Nostalgia for a Age Yet to Come
Man, I do love the Buzzcocks.
I always used to dream of the past
But like they say yesterday never comes
Sometimes there's a song in my brain
And I feel that my heart knows the refrain
I guess it's just the music that brings on nostalgia for an age yet to come
Buzzcocks “Nostalgia’ Love Bites 1978
I don’t know that those lyrics are apt, but I don’t like to ever miss a chance to reference the Buzzcocks.
I’ve been reading a lot about nostalgia and the various definitions and types of it lately but I began to find it all irritating so I stopped. It is something I should investigate further some time as I have a large nostalgia box. When the boys were little they devised a system of boxes. So when I said, “You need to finish your…” vegetable or chicken or milk or whatever, they would reply, “Sorry, Mom, my vegetable box is full but my dessert box is empty.” They were conniving little things. Anyway, my nostalgia box is never full.
I’ve been somewhat obsessed (who, me?) with looking at images and videos of the recent coastal flooding damage in Southern and Mid Coast Maine. I know there are much more devastating things going on in this world, but it makes me sad. And it also kicked off a days long habit of looking at old picture of Maine before I go to sleep.
As some of you know, I grew up going to visit my grandparents in Portland, Maine every summer. I thought Maine was absolutely magical and thought I was INCREDIBLY lucky to have grandparents in Maine. Later, after my grandparents were gone and Ernie and I had started selling antiques (hmmm, or maybe before that as well) we began visiting Southern Maine, hitting some antique shops along Route One and glorying in the slightly disheveled pre-redevelopment glories of Old Orchard Beach. Then we had kids and travel got more complicated. Once the boys were a bit older, close to kindergarten age, we started going again. We would rent a house in Camp Ellis or Ferry Beach. There’s a bit of a working class feel to those areas that I always liked. Kennebunk, Ogunquit and the like never held any charm for me. Some great buildings of course, but for a different demographic, and the antique shops there sucked, either stuff for designers or overpriced or both.
We began going further north, actually down east, the year Judi died. It was too late to find an affordable place near our regular haunts so I kept looking further afield. We ended up in Lubec and I fell in love with the area. Now that’s where we always head whenever we are able to go to Maine.
I wonder if we’ll ever manage to go back.

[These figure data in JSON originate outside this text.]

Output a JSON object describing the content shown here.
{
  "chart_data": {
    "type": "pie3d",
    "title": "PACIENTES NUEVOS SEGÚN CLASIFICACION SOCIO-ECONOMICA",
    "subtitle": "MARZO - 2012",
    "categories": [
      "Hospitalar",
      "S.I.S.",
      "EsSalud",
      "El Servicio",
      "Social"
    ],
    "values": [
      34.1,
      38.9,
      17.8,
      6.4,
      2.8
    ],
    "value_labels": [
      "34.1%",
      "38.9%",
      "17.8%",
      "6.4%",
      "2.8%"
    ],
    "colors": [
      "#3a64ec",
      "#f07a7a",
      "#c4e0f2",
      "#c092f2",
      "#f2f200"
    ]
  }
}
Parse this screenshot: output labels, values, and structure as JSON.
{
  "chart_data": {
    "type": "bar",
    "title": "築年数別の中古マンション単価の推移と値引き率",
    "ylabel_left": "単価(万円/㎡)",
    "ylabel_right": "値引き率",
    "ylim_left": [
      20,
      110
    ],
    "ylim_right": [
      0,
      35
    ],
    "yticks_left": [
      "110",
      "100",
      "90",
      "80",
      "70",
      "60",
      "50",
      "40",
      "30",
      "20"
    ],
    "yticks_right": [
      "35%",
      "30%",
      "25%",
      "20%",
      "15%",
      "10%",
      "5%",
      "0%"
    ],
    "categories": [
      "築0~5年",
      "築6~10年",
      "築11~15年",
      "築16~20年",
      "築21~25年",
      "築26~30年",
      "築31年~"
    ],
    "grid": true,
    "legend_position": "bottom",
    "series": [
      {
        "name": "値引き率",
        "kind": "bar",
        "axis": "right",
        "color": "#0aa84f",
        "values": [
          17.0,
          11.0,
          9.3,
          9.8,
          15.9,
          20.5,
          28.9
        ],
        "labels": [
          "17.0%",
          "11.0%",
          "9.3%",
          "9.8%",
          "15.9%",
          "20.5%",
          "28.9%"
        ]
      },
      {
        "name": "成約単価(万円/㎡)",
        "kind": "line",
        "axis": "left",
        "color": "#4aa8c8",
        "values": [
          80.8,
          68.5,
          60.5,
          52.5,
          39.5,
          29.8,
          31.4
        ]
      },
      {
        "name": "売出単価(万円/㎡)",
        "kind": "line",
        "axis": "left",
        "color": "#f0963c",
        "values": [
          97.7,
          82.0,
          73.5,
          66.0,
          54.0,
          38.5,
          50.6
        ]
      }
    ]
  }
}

I think part of the reason I fell in love with Lubec and the surrounding area is that it reminded me of my childhood memories of Portland and visiting my grandparents. The places I remember from then are either gone or have been slicked up and vinyl sided out of all recognition and crowded with infill development. Then again, I always do have a soft spot for hardscrabble towns. It is not an easy place to make a living as my beloved Rod Picott so absolutely nails in his song, “Washington County.”
Washington County
Rod Picott/Mark Erelli
Used to be it was only Massachusetts
Now there’s “from aways”
From every goddamn place
The coastal folks they all grin and bear it
‘Cause dollars in from the interstate
Up here it’s just hunters and peepers
A couple of months to
make some extra scratch
Try to save it up and make
A Christmas for the kids
Or do the best you can
With a sewn-on patch
Once a month we hit the food bank
Once a month we reach the end
Of the rope we’re clinging onto
And the check the county sends
Blue-lipped children
Waiting on a school bus
All secondhand jackets and
Boots and gloves
Late afternoon they’ll come back
Home in darkness
‘neath streetlights that flicker and buzz
Uncle Joe he used to work the railroad
But the trains they don’t go
Through here no more
He raised a family the kids all left for Bangor
You choose to move or just stay poor
There used to be some work
Down at the pulp mill
There used to be some money cutting trees
But they bought up every lot
Along the coastline
Turned it all into BnB’s
You can skip a stone out on the water
But you can’t drive any further east
The roads all end out at the cold Atlantic
I could walk on in and surely be released
Here are a few of buildings I love. Not all great pictures but they are where my heart is.


Lubec once had 20+ sardine and herring factories, and in fact, had the last one left in the country, McCurdy’s Smokehouse. Much of it has been preserved as a museum, but the brining shed still needed preservation. Here’s a picture I took around 2010.
And then in 2018 there was a storm…
Poor brining shed. It was famous for awhile and even had its own Facebook account. It’s quiet these days, just listing itself as “Retired & traveling the world by sea.”
Ok, I think I’ve nostalgia’d enough for the day. Onward.